Prime Minister Benjamin Netanyahu looks set for easy re-election in an Israeli ballot early next year and may end up with a bigger coalition than he has today, according to polls published today.

Citing deadlocked budget disputes with allies and looming security challenges such as Iran's nuclear programme, Netanyahu on Tuesday brought forward the legislative election originally slated for October.
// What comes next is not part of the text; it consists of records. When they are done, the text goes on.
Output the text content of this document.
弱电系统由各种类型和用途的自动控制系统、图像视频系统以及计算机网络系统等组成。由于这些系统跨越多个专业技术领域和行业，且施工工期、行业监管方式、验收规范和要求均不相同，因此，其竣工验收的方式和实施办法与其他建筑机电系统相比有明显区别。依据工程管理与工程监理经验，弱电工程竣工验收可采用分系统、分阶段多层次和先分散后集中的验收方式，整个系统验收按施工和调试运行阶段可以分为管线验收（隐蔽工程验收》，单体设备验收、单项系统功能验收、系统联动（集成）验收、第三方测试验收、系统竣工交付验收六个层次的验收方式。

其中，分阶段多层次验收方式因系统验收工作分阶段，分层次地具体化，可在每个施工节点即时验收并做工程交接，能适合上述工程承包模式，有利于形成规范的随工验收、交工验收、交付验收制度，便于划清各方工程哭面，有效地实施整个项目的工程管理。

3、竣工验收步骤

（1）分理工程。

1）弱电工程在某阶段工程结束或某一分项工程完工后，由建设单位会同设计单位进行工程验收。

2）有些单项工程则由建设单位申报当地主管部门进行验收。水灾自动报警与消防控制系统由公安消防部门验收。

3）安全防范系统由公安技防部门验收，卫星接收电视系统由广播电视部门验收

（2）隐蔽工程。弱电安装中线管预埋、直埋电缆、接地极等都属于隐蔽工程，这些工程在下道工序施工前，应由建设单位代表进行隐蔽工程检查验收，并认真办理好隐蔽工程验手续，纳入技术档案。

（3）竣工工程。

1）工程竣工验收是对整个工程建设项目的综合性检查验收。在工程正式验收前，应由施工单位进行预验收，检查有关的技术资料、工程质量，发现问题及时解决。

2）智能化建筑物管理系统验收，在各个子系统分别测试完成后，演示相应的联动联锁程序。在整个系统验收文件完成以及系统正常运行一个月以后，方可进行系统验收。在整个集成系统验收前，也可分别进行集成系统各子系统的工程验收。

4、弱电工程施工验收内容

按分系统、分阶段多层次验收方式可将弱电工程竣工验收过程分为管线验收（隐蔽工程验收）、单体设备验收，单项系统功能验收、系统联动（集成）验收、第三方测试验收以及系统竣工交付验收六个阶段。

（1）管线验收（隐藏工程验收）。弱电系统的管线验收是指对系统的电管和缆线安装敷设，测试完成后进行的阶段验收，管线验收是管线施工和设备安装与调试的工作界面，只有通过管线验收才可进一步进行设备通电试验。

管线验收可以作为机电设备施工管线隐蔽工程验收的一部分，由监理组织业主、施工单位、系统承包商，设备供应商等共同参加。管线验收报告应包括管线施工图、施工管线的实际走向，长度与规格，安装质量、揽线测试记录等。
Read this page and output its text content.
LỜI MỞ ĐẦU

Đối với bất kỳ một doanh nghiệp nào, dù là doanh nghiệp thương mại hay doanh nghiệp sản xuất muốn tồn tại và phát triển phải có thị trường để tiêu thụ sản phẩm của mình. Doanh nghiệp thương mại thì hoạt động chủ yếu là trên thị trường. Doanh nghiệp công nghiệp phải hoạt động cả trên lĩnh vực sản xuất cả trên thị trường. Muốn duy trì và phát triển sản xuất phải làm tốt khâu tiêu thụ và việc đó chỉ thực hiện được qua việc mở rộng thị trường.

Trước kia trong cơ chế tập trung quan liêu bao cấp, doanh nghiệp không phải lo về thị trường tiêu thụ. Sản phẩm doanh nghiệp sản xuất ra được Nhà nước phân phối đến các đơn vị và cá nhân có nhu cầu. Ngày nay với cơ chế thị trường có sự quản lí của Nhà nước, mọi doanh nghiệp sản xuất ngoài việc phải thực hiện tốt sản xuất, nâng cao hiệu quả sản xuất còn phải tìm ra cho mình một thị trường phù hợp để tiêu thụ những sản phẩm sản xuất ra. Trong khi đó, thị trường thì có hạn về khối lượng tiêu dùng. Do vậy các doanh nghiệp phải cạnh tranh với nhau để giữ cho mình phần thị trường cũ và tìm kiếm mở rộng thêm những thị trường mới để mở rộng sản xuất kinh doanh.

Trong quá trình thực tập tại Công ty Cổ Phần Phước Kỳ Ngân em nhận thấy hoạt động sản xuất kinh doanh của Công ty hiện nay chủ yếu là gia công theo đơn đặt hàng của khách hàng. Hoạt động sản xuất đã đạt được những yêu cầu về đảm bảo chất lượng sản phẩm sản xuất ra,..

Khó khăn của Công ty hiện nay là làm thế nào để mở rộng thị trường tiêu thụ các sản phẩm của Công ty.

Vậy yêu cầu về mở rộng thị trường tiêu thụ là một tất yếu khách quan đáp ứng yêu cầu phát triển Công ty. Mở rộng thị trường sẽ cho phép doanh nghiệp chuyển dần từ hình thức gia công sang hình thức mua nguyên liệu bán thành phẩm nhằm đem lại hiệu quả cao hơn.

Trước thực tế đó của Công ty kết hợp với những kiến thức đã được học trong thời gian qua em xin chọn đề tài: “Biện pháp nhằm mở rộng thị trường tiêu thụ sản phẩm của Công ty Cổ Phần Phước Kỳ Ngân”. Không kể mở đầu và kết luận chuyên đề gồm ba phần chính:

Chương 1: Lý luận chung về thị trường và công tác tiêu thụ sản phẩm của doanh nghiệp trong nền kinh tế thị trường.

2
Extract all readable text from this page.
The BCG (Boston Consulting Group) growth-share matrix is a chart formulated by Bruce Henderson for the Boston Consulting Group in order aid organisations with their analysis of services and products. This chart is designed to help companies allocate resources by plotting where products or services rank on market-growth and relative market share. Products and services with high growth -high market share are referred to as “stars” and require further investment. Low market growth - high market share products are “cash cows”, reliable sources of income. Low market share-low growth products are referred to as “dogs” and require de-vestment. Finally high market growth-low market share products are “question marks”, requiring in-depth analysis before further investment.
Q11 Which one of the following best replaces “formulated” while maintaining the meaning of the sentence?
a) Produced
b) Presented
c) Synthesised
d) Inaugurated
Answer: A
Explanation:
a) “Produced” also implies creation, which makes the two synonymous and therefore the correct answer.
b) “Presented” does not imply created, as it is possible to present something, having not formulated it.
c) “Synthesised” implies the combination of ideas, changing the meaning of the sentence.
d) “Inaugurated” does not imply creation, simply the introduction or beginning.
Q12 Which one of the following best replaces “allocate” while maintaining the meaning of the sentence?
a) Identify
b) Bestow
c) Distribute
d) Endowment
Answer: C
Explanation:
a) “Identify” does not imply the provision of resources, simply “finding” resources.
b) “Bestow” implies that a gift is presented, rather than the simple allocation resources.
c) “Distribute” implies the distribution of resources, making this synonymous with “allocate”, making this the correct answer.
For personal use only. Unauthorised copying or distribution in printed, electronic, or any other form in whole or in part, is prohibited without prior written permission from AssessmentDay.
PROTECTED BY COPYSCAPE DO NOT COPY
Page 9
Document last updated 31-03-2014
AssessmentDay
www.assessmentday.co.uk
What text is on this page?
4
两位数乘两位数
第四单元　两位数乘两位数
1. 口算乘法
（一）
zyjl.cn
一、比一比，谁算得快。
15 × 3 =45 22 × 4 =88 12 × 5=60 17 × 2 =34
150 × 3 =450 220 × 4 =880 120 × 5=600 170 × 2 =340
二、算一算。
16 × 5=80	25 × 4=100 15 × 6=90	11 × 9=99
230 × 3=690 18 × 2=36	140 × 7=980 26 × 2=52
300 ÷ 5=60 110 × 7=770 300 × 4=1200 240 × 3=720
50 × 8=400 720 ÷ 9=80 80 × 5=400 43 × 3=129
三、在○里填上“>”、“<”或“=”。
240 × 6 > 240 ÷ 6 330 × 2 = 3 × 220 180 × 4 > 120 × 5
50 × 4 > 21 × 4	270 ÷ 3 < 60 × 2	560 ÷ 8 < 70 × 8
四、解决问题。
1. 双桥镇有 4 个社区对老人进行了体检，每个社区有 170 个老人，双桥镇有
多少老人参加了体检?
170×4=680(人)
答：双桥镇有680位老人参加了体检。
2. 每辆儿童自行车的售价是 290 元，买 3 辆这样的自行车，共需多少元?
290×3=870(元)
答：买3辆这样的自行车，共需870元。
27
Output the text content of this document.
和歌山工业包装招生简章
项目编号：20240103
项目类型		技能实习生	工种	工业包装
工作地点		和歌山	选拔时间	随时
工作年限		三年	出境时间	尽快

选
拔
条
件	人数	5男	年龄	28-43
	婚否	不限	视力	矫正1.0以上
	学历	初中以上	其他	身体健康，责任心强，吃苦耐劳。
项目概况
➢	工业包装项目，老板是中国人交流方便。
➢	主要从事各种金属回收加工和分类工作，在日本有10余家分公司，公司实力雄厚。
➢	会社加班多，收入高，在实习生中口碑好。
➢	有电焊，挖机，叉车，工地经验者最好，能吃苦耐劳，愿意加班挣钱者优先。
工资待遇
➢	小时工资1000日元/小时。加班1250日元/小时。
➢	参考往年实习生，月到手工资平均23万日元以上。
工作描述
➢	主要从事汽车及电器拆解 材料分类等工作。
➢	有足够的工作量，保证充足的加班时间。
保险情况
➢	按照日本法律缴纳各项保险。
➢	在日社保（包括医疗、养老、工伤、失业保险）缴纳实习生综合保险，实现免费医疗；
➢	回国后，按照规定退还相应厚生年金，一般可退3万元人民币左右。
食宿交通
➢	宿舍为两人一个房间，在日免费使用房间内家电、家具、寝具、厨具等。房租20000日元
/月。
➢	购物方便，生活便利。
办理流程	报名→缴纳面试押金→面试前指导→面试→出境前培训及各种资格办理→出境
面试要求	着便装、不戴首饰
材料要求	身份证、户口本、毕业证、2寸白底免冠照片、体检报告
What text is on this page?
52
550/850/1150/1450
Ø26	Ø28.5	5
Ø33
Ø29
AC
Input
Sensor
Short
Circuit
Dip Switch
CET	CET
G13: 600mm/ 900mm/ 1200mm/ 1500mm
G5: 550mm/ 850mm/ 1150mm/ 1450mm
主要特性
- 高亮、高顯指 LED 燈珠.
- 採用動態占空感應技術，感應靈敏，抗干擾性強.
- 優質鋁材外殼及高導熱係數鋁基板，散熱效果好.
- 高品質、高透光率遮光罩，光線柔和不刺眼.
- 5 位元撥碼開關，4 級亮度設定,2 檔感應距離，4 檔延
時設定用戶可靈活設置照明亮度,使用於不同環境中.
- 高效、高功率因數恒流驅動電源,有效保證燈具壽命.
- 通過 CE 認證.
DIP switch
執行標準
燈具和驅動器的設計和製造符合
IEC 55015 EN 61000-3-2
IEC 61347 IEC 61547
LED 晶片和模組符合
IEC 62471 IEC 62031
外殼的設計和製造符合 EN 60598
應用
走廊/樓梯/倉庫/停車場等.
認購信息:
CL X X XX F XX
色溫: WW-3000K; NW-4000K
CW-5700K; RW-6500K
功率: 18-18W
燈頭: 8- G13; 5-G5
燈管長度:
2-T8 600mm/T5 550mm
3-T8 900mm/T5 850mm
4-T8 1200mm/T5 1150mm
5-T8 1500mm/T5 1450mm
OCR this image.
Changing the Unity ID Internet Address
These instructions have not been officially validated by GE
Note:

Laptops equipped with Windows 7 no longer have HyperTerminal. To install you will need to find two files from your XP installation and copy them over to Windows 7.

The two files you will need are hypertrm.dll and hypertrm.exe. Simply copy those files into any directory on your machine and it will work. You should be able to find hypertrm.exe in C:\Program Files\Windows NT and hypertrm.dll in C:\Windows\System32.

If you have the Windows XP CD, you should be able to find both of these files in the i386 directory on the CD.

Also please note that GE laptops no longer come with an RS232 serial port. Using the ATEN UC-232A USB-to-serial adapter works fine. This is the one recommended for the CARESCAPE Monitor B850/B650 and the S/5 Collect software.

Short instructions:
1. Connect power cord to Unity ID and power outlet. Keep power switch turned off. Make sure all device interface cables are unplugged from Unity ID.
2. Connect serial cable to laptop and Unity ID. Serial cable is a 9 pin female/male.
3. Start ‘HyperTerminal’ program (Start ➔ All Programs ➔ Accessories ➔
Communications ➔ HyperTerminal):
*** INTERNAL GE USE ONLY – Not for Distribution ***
It is now due in January or February.

A survey in Maariv newspaper saw Netanyahu's rightist Likud party taking 29 of parliament's 120 seats, up from its current 27. Likud's two most powerful rivals, centre-left Labour and a new centrist movement under former TV anchor Yair Lapid, would trail in the vote with 17 seats each, Maariv found.

Projecting from its own poll, Haaretz newspaper said the next coalition government, led by Likud and comprising mostly religious or nationalist parties, could command 68 parliamentary seats, up from today's 66.

Netanyahu's sole centrist ally, Defence Minister Ehud Barak, looks likely to take an electoral drubbing, with Haaretz and Maariv predicting that his party might not win enough votes to secure any seats in the next parliament.

Now in his second term as premier, Netanyahu has enjoyed solid approval ratings thanks to Israel's relative economic and security stability amidst the political upheaval in surrounding Arab countries.